Financial entity: Ministerio de Ciencia e Innovación
Principal Investigator: Núñez Trujillo, Pedro Miguel and Jorge Manuel Miranda Dias
Type: Technological Development
Key reference:
Year: 2011

Active Perception for Scene Understanding and Behaviour Analysis (APSUBA): An application for Social Robotic.

The aim of the presented project is to develop an active perception system of the environment, acting as an agent inside a heterogeneous sensor network, for scene understanding and behaviour analysis. The proposed perception system is composed of two different mechanisms: an active visual perception system and a metric perception system acting inside a network of heterogeneous sensor such as 3D laser scanner, Inertial Measurement Unit (IMU) and camera. Both two systems will be calibrated.

The sensorial fusion allows detecting the regions of interest using active vision (e.g. changes in the scene, human-robot interaction, human/robot motion, etc). Metric information will be used for later segmentation and 3D modelled stages. Moreover, data fusion will be applied for both heterogeneous sensor calibration and perception.

Finally, the models will be used for scene recognition and behaviour understanding. In order to obtain the relevant elements in the scene, a perception-based grouping process will be employed, which is performed by a hierarchical irregular pyramid. Using the information given by the visual mechanism, the metric perception system will provide 3D information of the interest sector, through developing a multi-layer homography-based reconstruction approach. The segmentation in large datasets will be achieved using clusters provided by Gaussian Mixture Models (GMM). These segments will be modelled using high level geometric features (superquadric surfaces), which will be used for the last stage of the system: scene understanding and behaviour analysis using Bayesian rules.

The proposed project will provide contributions in different topics like mobile-structure sensor network, heterogeneous sensor calibration, localization, scene recognition, 3D reconstruction, active perception, sensorial fusion or human behaviour understanding. The results of this project are also interesting in other research fields (e.g. smart environment).

A social robot is an autonomous robot which is capable of interacting and communicating with humans or other autonomous physical agents by following social behaviours and rules. Perceiving and understanding scenes and human behaviours is a key issue for these robots, as they are involved in human-robot interaction processes and/or develop their activities in a dynamic scenario. The aim of this proposal is to develop a multimodal perception system for social robotics, which will be based on the fusion of two different perceptual mechanisms: an active visual perception system, which will be used to determine scene regions which are candidates to be relevant for the robot (e.g. human faces, novelty or changes in the robot working area, etc) and a metric perception system, a 3-dimensional (3D) laser, which will be employed to acquire a dense map of the perceived surface of the Region of Interest (ROI).

Despite of using data from mobile sensors, the idea is to use a structure heterogeneous sensor network for performing a homography-based multi-layer 3D reconstruction, in order to have more information about the objects, which are reported as “of interest”, by the active visual perception system. This will provide 3D information rather than 2D-1/2 which will be useful in segmentation and shape retrieval stages. Moreover, the structure sensor network will be used in a synergic way with odometry sensor for the sake of localization of the robot within the scene.

This last dense map will be used for segmenting and retrieving the shape of the ROI. At the segmentation stage, the mathematical space of the Gaussian Mixture Model (GMM) will be studied to provide a feature space that enables subsequent data compression and effective processing. On the other hand, high level geometric models, like superquadric surfaces, will be used for retrieving the shape of the segmented regions. From the temporal tracking of these high-level geometric models, the last stage will be able to extract information about the scene and/or the human behaviour. The overview of the proposal is shown in the figure.

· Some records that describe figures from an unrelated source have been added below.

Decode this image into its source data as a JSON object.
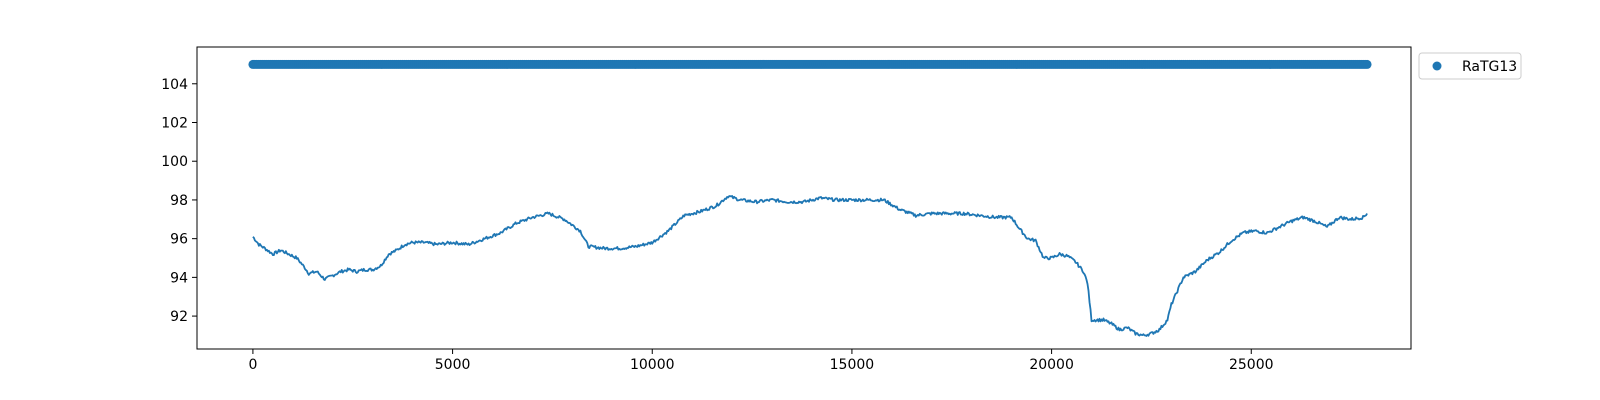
{
  "chart_data": {
    "type": "line",
    "title": "",
    "xlabel": "",
    "ylabel": "",
    "xlim": [
      -1400,
      29000
    ],
    "ylim": [
      90.3,
      105.9
    ],
    "x_ticks": [
      0,
      5000,
      10000,
      15000,
      20000,
      25000
    ],
    "y_ticks": [
      92,
      94,
      96,
      98,
      100,
      102,
      104
    ],
    "grid": false,
    "legend": {
      "placement": "outside-top-right",
      "entries": [
        "RaTG13"
      ]
    },
    "series": [
      {
        "name": "RaTG13",
        "kind": "scatter",
        "color": "#1f77b4",
        "y": 105,
        "x_start": 0,
        "x_end": 27900,
        "x_step": 50
      },
      {
        "kind": "line",
        "color": "#1f77b4",
        "x": [
          0,
          150,
          300,
          500,
          700,
          900,
          1100,
          1300,
          1400,
          1600,
          1800,
          2000,
          2200,
          2400,
          2600,
          2800,
          3000,
          3200,
          3400,
          3600,
          3800,
          4000,
          4300,
          4600,
          5000,
          5400,
          5800,
          6200,
          6600,
          7000,
          7400,
          7800,
          8200,
          8400,
          8800,
          9200,
          9600,
          10000,
          10400,
          10800,
          11200,
          11600,
          11900,
          12200,
          12600,
          13000,
          13400,
          13800,
          14200,
          14600,
          15000,
          15400,
          15800,
          16200,
          16600,
          17000,
          17400,
          17800,
          18200,
          18600,
          19000,
          19200,
          19400,
          19600,
          19800,
          20000,
          20200,
          20400,
          20600,
          20800,
          20900,
          21000,
          21100,
          21300,
          21500,
          21700,
          21900,
          22100,
          22300,
          22500,
          22700,
          22900,
          23000,
          23300,
          23600,
          23900,
          24200,
          24500,
          24800,
          25100,
          25400,
          25700,
          26000,
          26300,
          26600,
          26900,
          27200,
          27500,
          27800,
          27900
        ],
        "y": [
          96.1,
          95.7,
          95.5,
          95.2,
          95.4,
          95.2,
          95.0,
          94.5,
          94.2,
          94.3,
          93.9,
          94.1,
          94.3,
          94.4,
          94.3,
          94.4,
          94.4,
          94.6,
          95.2,
          95.4,
          95.7,
          95.8,
          95.8,
          95.7,
          95.8,
          95.7,
          96.0,
          96.3,
          96.8,
          97.1,
          97.3,
          97.0,
          96.4,
          95.6,
          95.5,
          95.5,
          95.6,
          95.8,
          96.4,
          97.2,
          97.4,
          97.7,
          98.2,
          98.0,
          97.9,
          98.0,
          97.9,
          97.9,
          98.1,
          98.0,
          98.0,
          98.0,
          98.0,
          97.5,
          97.2,
          97.3,
          97.3,
          97.3,
          97.2,
          97.1,
          97.1,
          96.5,
          96.0,
          95.9,
          95.0,
          95.0,
          95.2,
          95.1,
          94.8,
          94.3,
          93.7,
          91.8,
          91.8,
          91.8,
          91.6,
          91.3,
          91.4,
          91.1,
          91.0,
          91.1,
          91.3,
          91.8,
          92.6,
          94.0,
          94.3,
          94.9,
          95.3,
          95.9,
          96.3,
          96.4,
          96.3,
          96.6,
          96.9,
          97.1,
          96.9,
          96.6,
          97.1,
          97.0,
          97.1,
          97.3
        ]
      }
    ]
  }
}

Figure 1. Overview of the proposal

The aim of this project is to establish a forum where the research groups of the Mobile Robotic Laboratory (MRL) of the Instituto de Sistemas e Robotica (ISR, University of Coimbra), and the Robotic and Artificial Vision (Robolab, University of Extremadura) can exchange ideas and work together a) to develop a multimodal perception module which fuses two different perceptual sources mounted on the robot, vision and range, and the information given by a sensor network (composed by IMUs and Cameras), and b) integrate this module into a scene and behaviour understading system. Robolab group has experience on the development of active visual perception systems for mobile robot, which are being acquired under projects ACROSS (TSI-020301-2009-27), funded by the Spanish Government, and regional projects PRI09A037 and PDT09A059.

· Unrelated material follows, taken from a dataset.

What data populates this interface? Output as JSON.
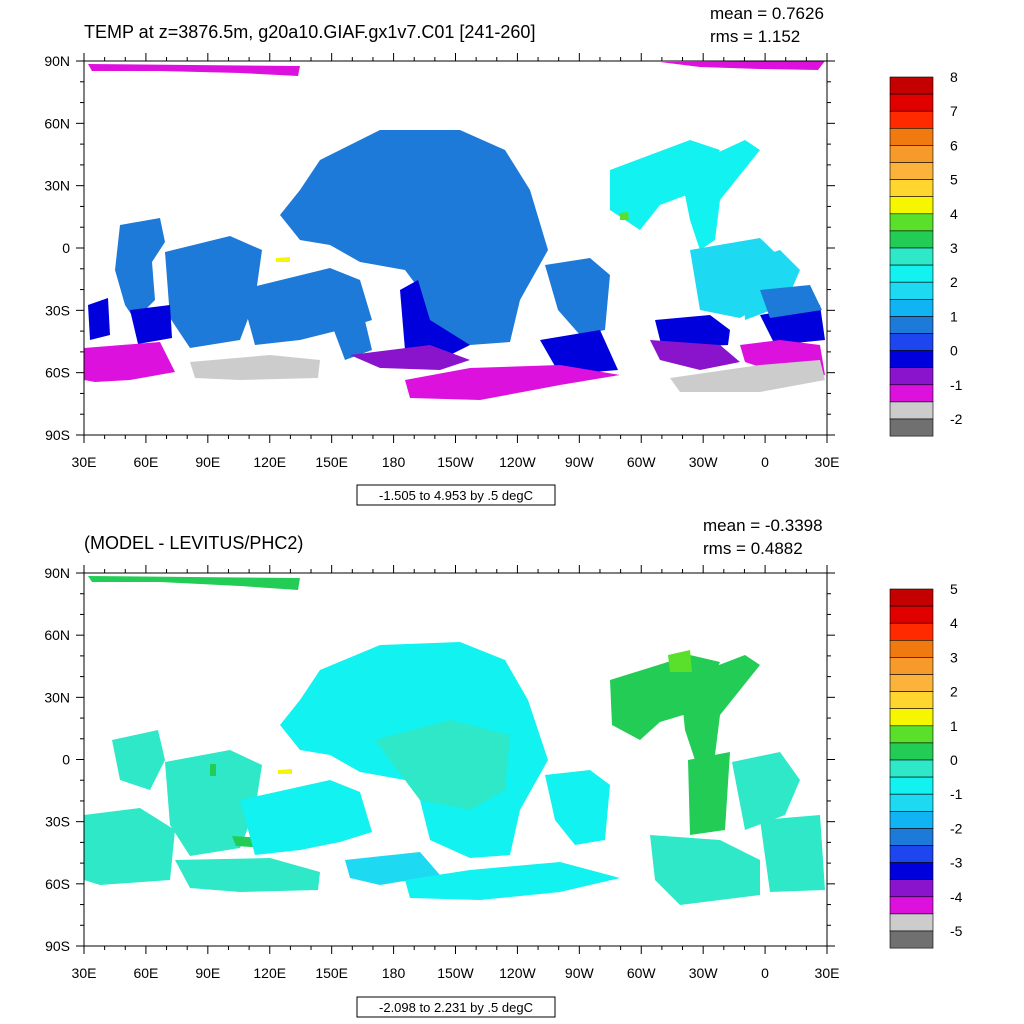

On the other hand, the MRL group has a broad experience on social robotic, smart environment or human behaviours understanding. They are working in related projects funded by the Portuguese Government or by the European Union (IRPS, PROMETHEUS, etc). Thus, research teams are very interested in generating in depth knowledge of fusing different sensors which will be applied for a novel multimodal perception system. This system will be used for scene recognition and behaviour analysis in the context of social robotic. Finally, for the purpose of this project, we rely on the collaboration of some members at Ingeniería de Sistemas Integrados group (ISIS, University of Málaga), which have a vast experience in robot navigation based on laser sensors and active perception.